Forty years is the charm
My son called me on Saturday to share an epiphany.
"MOM," he yelled. "It feels like I was nine years old 15 minutes ago. Now I'm driving my own car to take the SAT!"
I was in Miami Beach at the time, preparing to celebrate the 40-year reunion of my high school class. He of the good hair and many friends had missed the irony. Funny enough, so had I.
The miracle before us was not the mere passage of time.
When I moved to Denver two years ago, I looked up a high school friend I hadn't seen in decades. Now a CEO with three kids and a successful wife, he still reached for his 1977 yearbook.
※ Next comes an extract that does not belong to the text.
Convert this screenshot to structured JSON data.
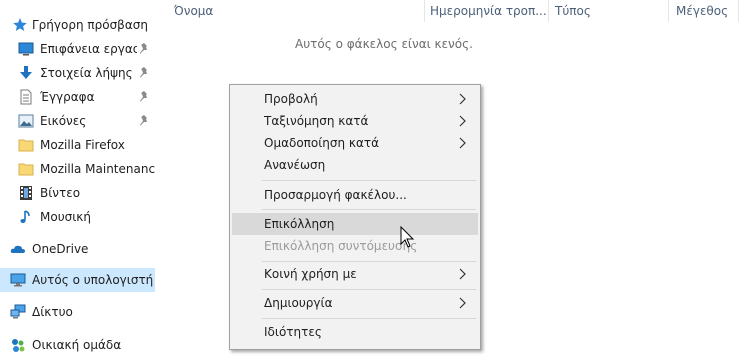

Then he scanned and emailed black-and-white photos of me—as the cheerleading captain and homecoming queen—to a few of my new colleagues. He had known them since their kids and his were in preschool together.
He meant well but I wanted to die.
Who would take that girl seriously? But worse, who doesn’t love it when positional authority in high school backfires? When that guy with the good hair is bald by the tenth reunion. When the high school sweethearts divorce. When the emperor(ess) has no clothes.
The high school pecking order is painfully public. It can take a long time to flatten that curve.
At our tenth reunion, we were still trapped in our yearbook personas.
At our twentieth, we blindly grasped for our future selves.
Our thirtieth anniversary came and went and we failed to get together.
But 40 years seems to be the charm.
A self-identified Former Misfit said it best: “I felt the joy of connecting with classmates who have gained the wisdom, life experience and appreciation of what is truly important in life. The seemingly unbreakable cliques from 40 years ago were shattered and replaced with mutual respect and willingness to reach out to others.”
It was true.
In the ladies’ room, former Goth Girl shared her lipstick with former Plain Jane—and it looked good on her. Former Hippie Chick showed me her cleanly shaven pits. Former Wallflowers danced like everyone was watching. Our Rock Ensemble was back on stage and they were playing our songs.
And I—Former Cheerleader and Homecoming Queen—was able to relax. Maybe my charm wasn't just positional. Maybe it was also relational. And maybe that's what my Denver friend was trying to say.
Back at home, I know my son spends too much time coiffing that good hair. “Enjoy it while you can,” I tell him.
Male-pattern baldness runs in our family. He will need a backup plan.